At last this changed too, for Francis was obliged to remain to see that the stock of her department was properly put away. At first Ettie waited for her, but later on she had fallen into the habit of going with a child nearer her own age, a little cash girl. Ettie was barely fourteen, and her new friend a year or two younger. At last Francis King found that the motherless child had invited her new friends home with her, and had gone with them to their homes.

As spring came on, Ettie went one Sunday to Coney Island, and did not tell Francis until afterward. She said that she had had a lovely time, hut she appeared rather disinclined to talk about it. At the Guild one Wednesday evening, after the class began again in the fall, Francis King told Gertrude this, and asked her advice. She said: "It's none o' my business, and she don't like me much any more, but I thought maybe I had ought to tell you, for—for—since I been in the store, I've learnt a good deal about—about things; an' Ettie she don't seem to learn much of anything."

"Is Ettie still living at her cousin's?" asked Gertrude.

"Yes," said Francis, scornfully, "but she 'bout as well be livin' by herself. Her cousin's always just gaddin' 'round tryin' t' get married. I never did see such an awful fool.
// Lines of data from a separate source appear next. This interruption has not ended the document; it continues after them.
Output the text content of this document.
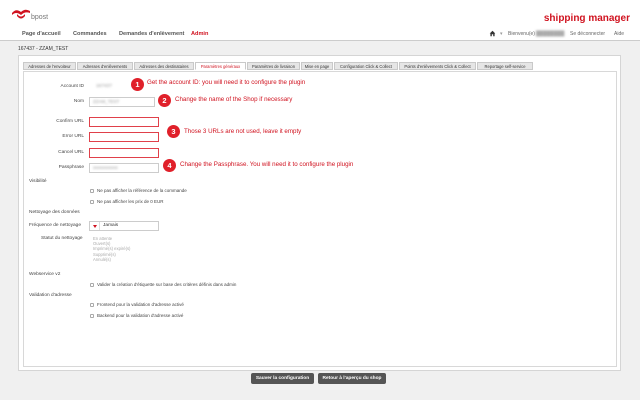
bpost	shipping manager
Page d'accueil Commandes Demandes d'enlèvement Admin	▾ Bienvenu(e) ████████ Se déconnecter Aide
167437 - ZZAM_TEST
Adresses de l'envoiteur	Adresses d'enlèvements	Adresses des destinataires	Paramètres généraux	Paramètres de livraison	Mise en page	Configuration Click & Collect	Points d'enlèvements Click & Collect	Reportage self-service
Account ID	167437
Nom	ZZAM_TEST
Confirm URL
Error URL
Cancel URL
Passphrase	xxxxxxxxxxx
Visibilité
Ne pas afficher la référence de la commande
Ne pas afficher les prix de 0 EUR
Nettoyage des données
Fréquence de nettoyage	Jamais
Statut du nettoyage En attente
Ouvert(s)
Imprimé(s) expiré(s)
Supprimé(s)
Annulé(s)
Webservice v2
Valider la création d'étiquette sur base des critères définis dans admin
Validation d'adresse
Frontend pour la validation d'adresse activé
Backend pour la validation d'adresse activé
1	Get the account ID: you will need it to configure the plugin
2	Change the name of the Shop if necessary
3	Those 3 URLs are not used, leave it empty
4	Change the Passphrase. You will need it to configure the plugin
Sauver la configuration	Retour à l'aperçu du shop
Before Et's pa went to the Legislature, we all did think he was goin' t' marry her, but now—"

"Legislative honors have turned his head, have they?" smiled Gertrude, intent on her own thoughts in another direction. She was not, therefore, prepared for the sudden fling of temper in the strange girl beside her. "Yes, it has; 'n if it don't turn some other way before long, I'll break his neck for him. I ain't marryin' a widower if I do like Ettie."
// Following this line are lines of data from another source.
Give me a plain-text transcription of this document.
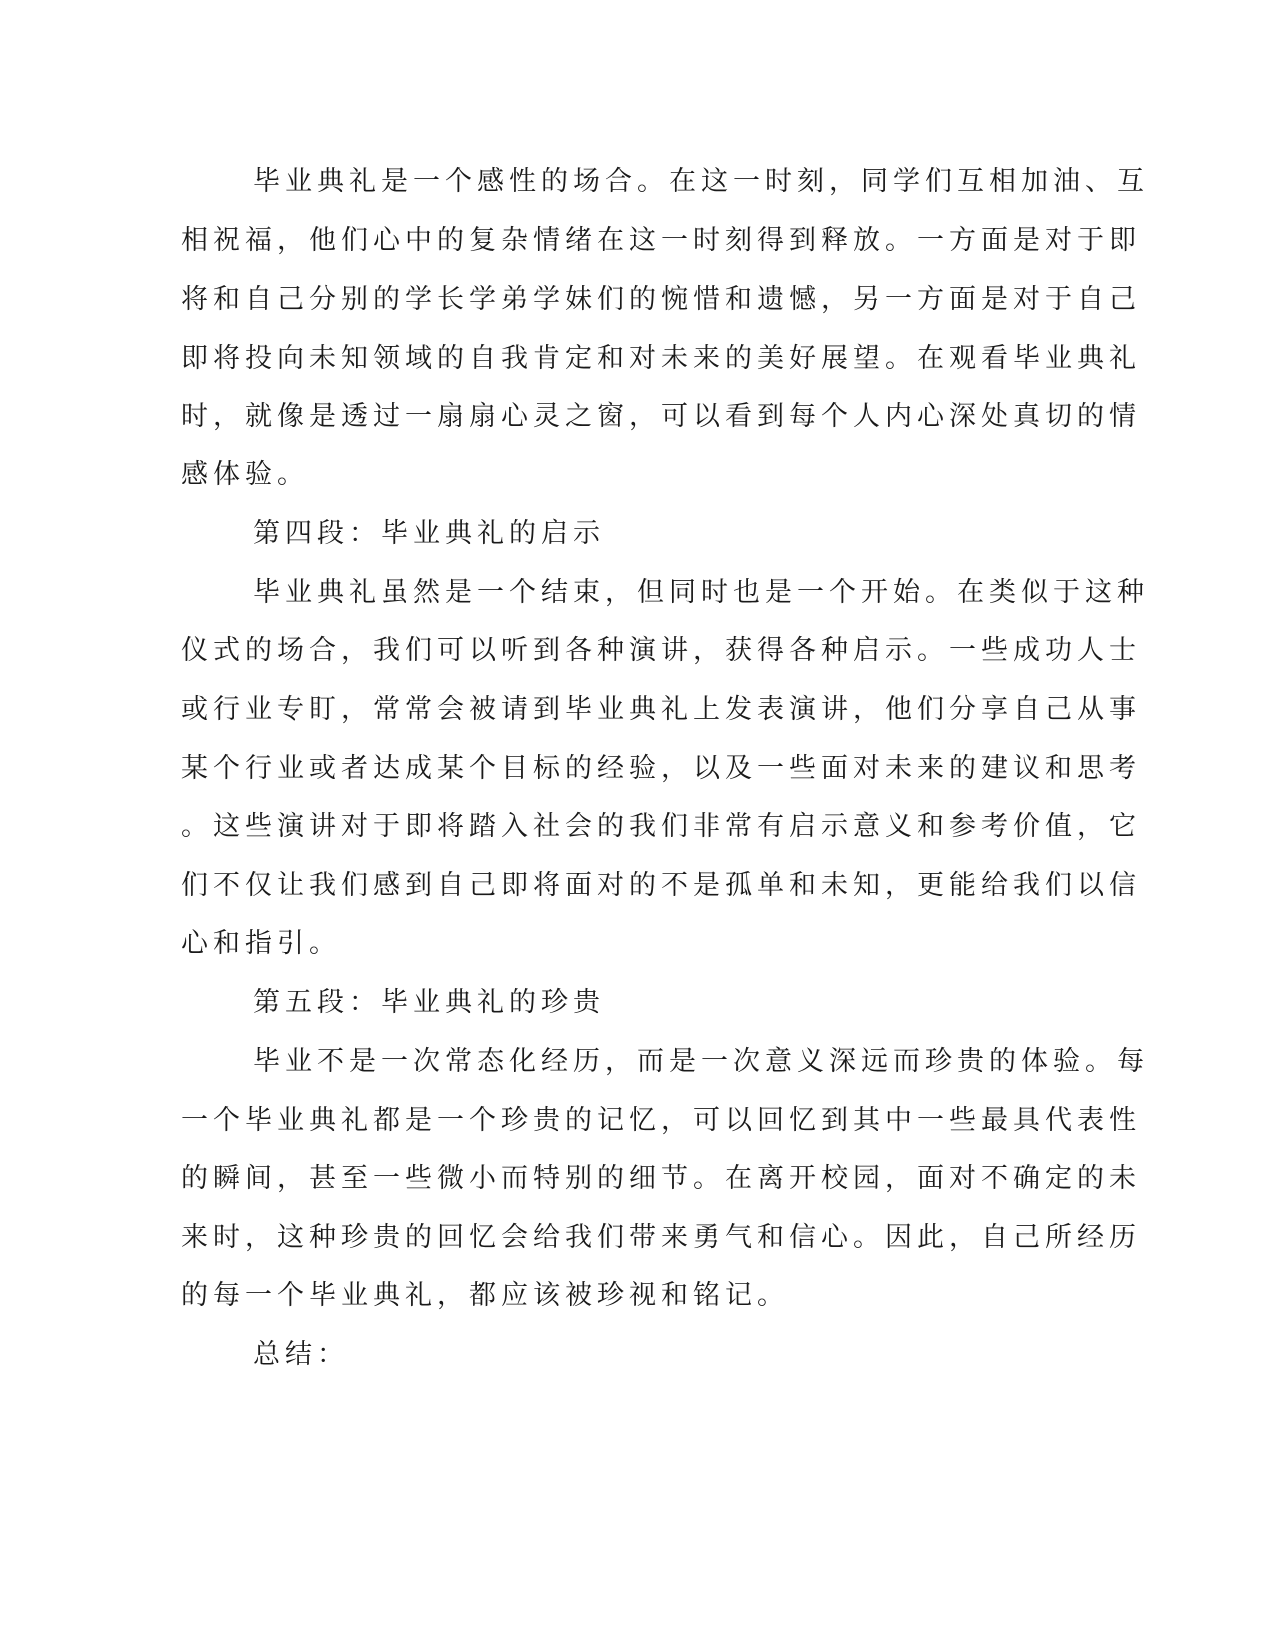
毕业典礼是一个感性的场合。在这一时刻，同学们互相加油、互
相祝福，他们心中的复杂情绪在这一时刻得到释放。一方面是对于即
将和自己分别的学长学弟学妹们的惋惜和遗憾，另一方面是对于自己
即将投向未知领域的自我肯定和对未来的美好展望。在观看毕业典礼
时，就像是透过一扇扇心灵之窗，可以看到每个人内心深处真切的情
感体验。
第四段：毕业典礼的启示
毕业典礼虽然是一个结束，但同时也是一个开始。在类似于这种
仪式的场合，我们可以听到各种演讲，获得各种启示。一些成功人士
或行业专盯，常常会被请到毕业典礼上发表演讲，他们分享自己从事
某个行业或者达成某个目标的经验，以及一些面对未来的建议和思考
。这些演讲对于即将踏入社会的我们非常有启示意义和参考价值，它
们不仅让我们感到自己即将面对的不是孤单和未知，更能给我们以信
心和指引。
第五段：毕业典礼的珍贵
毕业不是一次常态化经历，而是一次意义深远而珍贵的体验。每
一个毕业典礼都是一个珍贵的记忆，可以回忆到其中一些最具代表性
的瞬间，甚至一些微小而特别的细节。在离开校园，面对不确定的未
来时，这种珍贵的回忆会给我们带来勇气和信心。因此，自己所经历
的每一个毕业典礼，都应该被珍视和铭记。
总结：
In spite of herself, Gertrude started a little. She looked at Francis quite steadily for a moment, and then said: "Could you and Ettie come to my house and spend the day next Sunday? I'm glad you told me of Ettie's—of—about the change in her manner toward you."
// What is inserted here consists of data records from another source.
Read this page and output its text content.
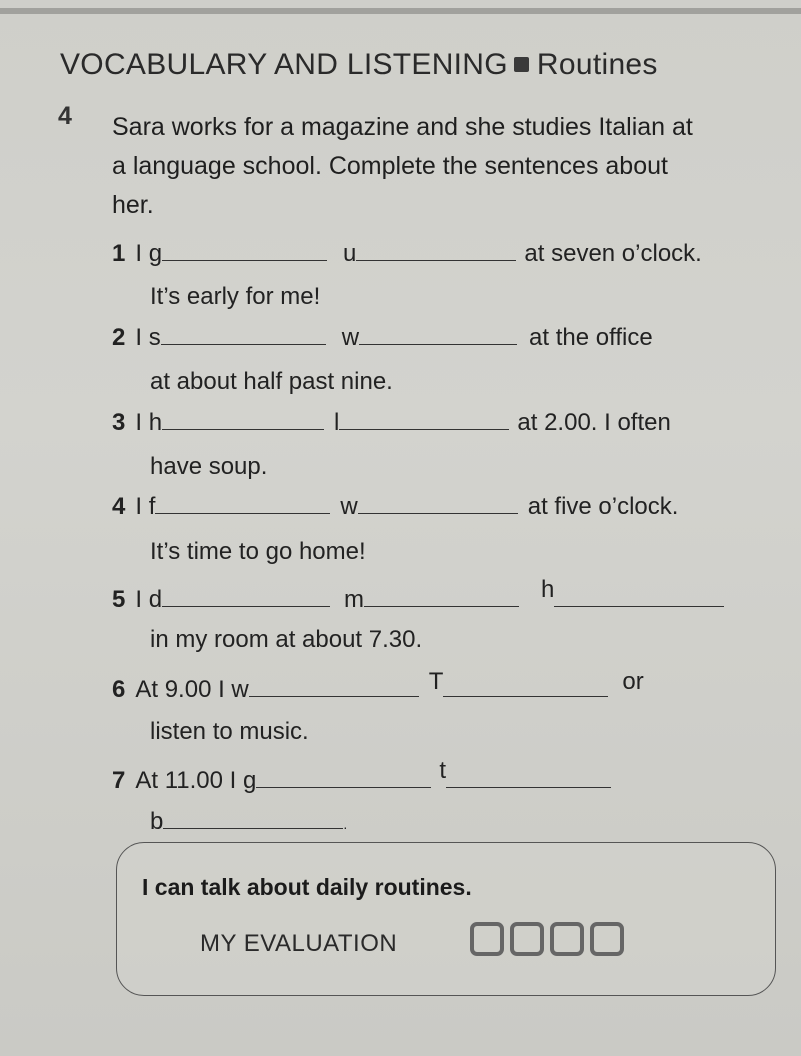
VOCABULARY AND LISTENING Routines
4 Sara works for a magazine and she studies Italian at a language school. Complete the sentences about her.
1 I g	u	at seven o’clock.
It’s early for me!
2 I s	w	at the office
at about half past nine.
3 I h	l	at 2.00. I often
have soup.
4 I f	w	at five o’clock.
It’s time to go home!
5 I d	m	h
in my room at about 7.30.
6 At 9.00 I w	T	or
listen to music.
7 At 11.00 I g	t
b	.
I can talk about daily routines.
MY EVALUATION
"Don't let on that I told you anything," said Francis, as they parted.

Since they had been in the store they had not gone regularly to the weekly evening Guild meetings, and Gertrude had seen less of them. She was surprised, however, on the following Sunday, to see the strange, mysterious change in Ettie. A part of her frank, open, childish manner was gone, and yet nothing more mature had taken its place. There would be flashes of her usual manner, but long silences, quite foreign to the child, would follow. At the dinner table she grew deadly ill, and had to be taken up stairs. Gertrude tucked a soft cover about her on the couch in her own room, and gave her smelling salts and a trifle of wine. The child drank the wine but began to cry.

"Oh, don't cry, Ettie," said Gertrude, stroking her hair gently. "You'll be over it in a little while. I think our dining-room is much warmer than yours, and it was very hot to-day. Then your trying to eat the olives when you don't like them, might easily make you sick. You'll be all right after a little I'm sure. Don't cry."

"That's the same kind of wine I had that day at Coney Island," she said, and Gertrude thought how irrelevant the remark was, and how purely of physical origin were the tears of such a child.

"Would you like a little more?" asked Gertrude, smiling.

Ettie shivered, and closed her eyes.

"No; I don't like it. I guess it ain't polite to say so, but—Oh, of course maybe I'd like it if I was well, but it made me sick that time, an' so I don't like it now when I am sick." She laughed in a childish way, and then she drew Gertrude's face down near her own. "Say, I'll tell you the solemn truth. It made me tight that day. He told me so afterwards, n' I guess it did."

Here was a revelation, indeed. Gertrude stroked the fluffy hair, gently. She was trying to think of just the right thing to say. It was growing dark in the room. Ettie reached up again and drew Gertrude's face down. "Say," she whispered, "you won't be mad at me for that, will you? He told me I wasn't to blab to anybody; but it always seems as if you wouldn't be mad at me, and"—she began to weep again.

"Don't cry," said Gertrude, again, gently. "Of course I am not angry with you. I am sorry it happened, but—Ettie, who is he?" Ettie sobbed on, and held her arms close about Gertrude's neck. Again the older girl said, with lips close to the child's ear:

"Don't you think it would be better to tell me who 'he' is? Is he so young as to not know better than to advise you that way, dear?"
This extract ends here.